At last year’s TEDxLibrariansTO conference I had the pleasure to hear games researcher Sara Grimes talk about her personal experience with video games, and about how video games function as a new and exciting form of narrative storytelling.  Here’s her presentation.

To me the BioWare games represent a new level of achievement for video games as narrative. The story lines are sprawling and epic in scope, there are thousands of choices, and there are dozens of alternate endings.  There are just so many variables, and so many amazing moments that it was easy for an armchair video game spectator to just sit back with the popcorn and watch the roommates play through the story.  Dragon Age was so inspirational that uber-geek girl Felicia Day made a fan-vid series, Dragon Age: Redemption, and BioWare created some downloadable content with that character.

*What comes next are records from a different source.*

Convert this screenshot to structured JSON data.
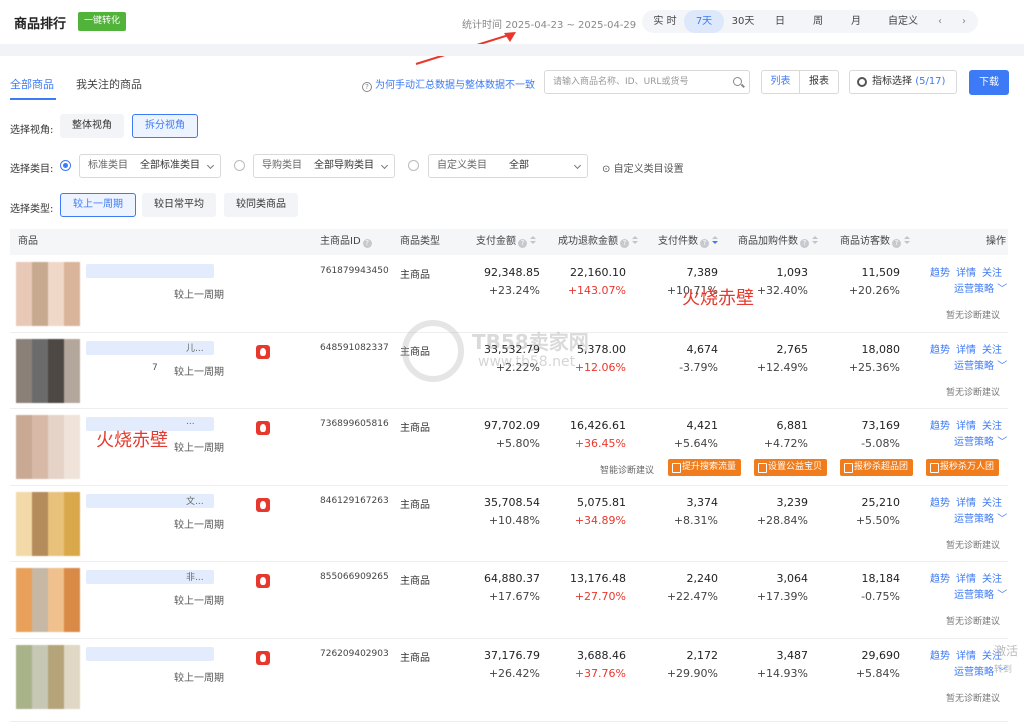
{
  "header": {
    "title": "商品排行",
    "convert_label": "一键转化",
    "stat_time_label": "统计时间",
    "stat_time_range": "2025-04-23 ~ 2025-04-29",
    "time_options": [
      "实 时",
      "7天",
      "30天",
      "日",
      "周",
      "月",
      "自定义"
    ],
    "active_time": "7天"
  },
  "tabs": [
    {
      "label": "全部商品",
      "active": true
    },
    {
      "label": "我关注的商品",
      "active": false
    }
  ],
  "help_link": "为何手动汇总数据与整体数据不一致",
  "search": {
    "placeholder": "请输入商品名称、ID、URL或货号"
  },
  "view_toggle": {
    "list": "列表",
    "report": "报表"
  },
  "metric_select": {
    "label": "指标选择",
    "count": "(5/17)"
  },
  "download_label": "下载",
  "perspective": {
    "label": "选择视角:",
    "options": [
      "整体视角",
      "拆分视角"
    ],
    "active": "拆分视角"
  },
  "category": {
    "label": "选择类目:",
    "standard": {
      "key": "标准类目",
      "value": "全部标准类目"
    },
    "guide": {
      "key": "导购类目",
      "value": "全部导购类目"
    },
    "custom": {
      "key": "自定义类目",
      "value": "全部"
    },
    "custom_config": "自定义类目设置"
  },
  "compare_type": {
    "label": "选择类型:",
    "options": [
      "较上一周期",
      "较日常平均",
      "较同类商品"
    ],
    "active": "较上一周期"
  },
  "table": {
    "headers": [
      "商品",
      "主商品ID",
      "商品类型",
      "支付金额",
      "成功退款金额",
      "支付件数",
      "商品加购件数",
      "商品访客数",
      "操作"
    ],
    "compare_text": "较上一周期",
    "ops": [
      "趋势",
      "详情",
      "关注"
    ],
    "strategy": "运营策略",
    "no_diag": "暂无诊断建议",
    "diag_label": "智能诊断建议",
    "diag_buttons": [
      "提升搜索流量",
      "设置公益宝贝",
      "报秒杀超品团",
      "报秒杀万人团"
    ],
    "rows": [
      {
        "id": "761879943450",
        "type": "主商品",
        "pay": "92,348.85",
        "pay_pct": "+23.24%",
        "refund": "22,160.10",
        "refund_pct": "+143.07%",
        "qty": "7,389",
        "qty_pct": "+10.71%",
        "cart": "1,093",
        "cart_pct": "+32.40%",
        "visitors": "11,509",
        "visitors_pct": "+20.26%",
        "fire": false,
        "name_frag": "",
        "name_extra": ""
      },
      {
        "id": "648591082337",
        "type": "主商品",
        "pay": "33,532.79",
        "pay_pct": "+2.22%",
        "refund": "5,378.00",
        "refund_pct": "+12.06%",
        "qty": "4,674",
        "qty_pct": "-3.79%",
        "cart": "2,765",
        "cart_pct": "+12.49%",
        "visitors": "18,080",
        "visitors_pct": "+25.36%",
        "fire": true,
        "name_frag": "儿...",
        "name_extra": "7"
      },
      {
        "id": "736899605816",
        "type": "主商品",
        "pay": "97,702.09",
        "pay_pct": "+5.80%",
        "refund": "16,426.61",
        "refund_pct": "+36.45%",
        "qty": "4,421",
        "qty_pct": "+5.64%",
        "cart": "6,881",
        "cart_pct": "+4.72%",
        "visitors": "73,169",
        "visitors_pct": "-5.08%",
        "fire": true,
        "name_frag": "...",
        "name_extra": ""
      },
      {
        "id": "846129167263",
        "type": "主商品",
        "pay": "35,708.54",
        "pay_pct": "+10.48%",
        "refund": "5,075.81",
        "refund_pct": "+34.89%",
        "qty": "3,374",
        "qty_pct": "+8.31%",
        "cart": "3,239",
        "cart_pct": "+28.84%",
        "visitors": "25,210",
        "visitors_pct": "+5.50%",
        "fire": true,
        "name_frag": "文...",
        "name_extra": ""
      },
      {
        "id": "855066909265",
        "type": "主商品",
        "pay": "64,880.37",
        "pay_pct": "+17.67%",
        "refund": "13,176.48",
        "refund_pct": "+27.70%",
        "qty": "2,240",
        "qty_pct": "+22.47%",
        "cart": "3,064",
        "cart_pct": "+17.39%",
        "visitors": "18,184",
        "visitors_pct": "-0.75%",
        "fire": true,
        "name_frag": "非...",
        "name_extra": ""
      },
      {
        "id": "726209402903",
        "type": "主商品",
        "pay": "37,176.79",
        "pay_pct": "+26.42%",
        "refund": "3,688.46",
        "refund_pct": "+37.76%",
        "qty": "2,172",
        "qty_pct": "+29.90%",
        "cart": "3,487",
        "cart_pct": "+14.93%",
        "visitors": "29,690",
        "visitors_pct": "+5.84%",
        "fire": true,
        "name_frag": "",
        "name_extra": ""
      }
    ]
  },
  "watermarks": {
    "red_text": "火烧赤壁",
    "site_name": "TB58卖家网",
    "site_url": "www.tb58.net",
    "corner_text": "激活",
    "corner_sub": "转到"
  },
  "colors": {
    "accent": "#3d7af5",
    "green": "#52b33a",
    "red": "#e8372c",
    "orange": "#f07c1c"
  }
}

So, when Kyle Munkittrick says that Mass Effect, another BioWare game series, is the most important science fiction universe today, I completely believe it.  I have personally never seen anyone play Mass Effect, but from the descriptions he gives in his narrative I can totally understand where he’s coming from.

And that’s why I love these games.  The writing is unbelievably good.  They hire some incredible voice actors.  The visuals are absolutely stunning.  It’s as if you’ve been given the keys to an animation studio and a loose script to work with and you just make your own film.  The swordplay and the magic is almost secondary to the narrative stream.  Sure it’s important that you don’t button mash yourself into oblivion, but these games aren’t about how many things you kill or racking up points for the sake of gaining points.  It’s about where you’re going, and how you get there.

Recently one of the BioWare writers was harassed to no end on Reddit because she said that she wants a fast-forward button through combat.  This brought out tons of vitriol and hatred, because for many gamers the combat is the point.  But clearly it’s not the point for everyone.  And thankfully one of the head honchos at BioWare gave a major public statement of support for their writer.  Good for them.  Because honestly, that’s what makes these games special.  The writing is unbelievably good, and it hooks the player as well as everyone else who happens to be in the room into the story line.  If they were to abandon that for disconnected gameplay they would lose the soul of their brand.

Sara Grimes in her wrap up suggests that if Libraries are serious about sharing the body of the world’s great literary works that we should not overlook the fact that video games are just as valid a form of literature as a novel.  I couldn’t agree more.  In fact, I would wager to say that sometimes they’re even better.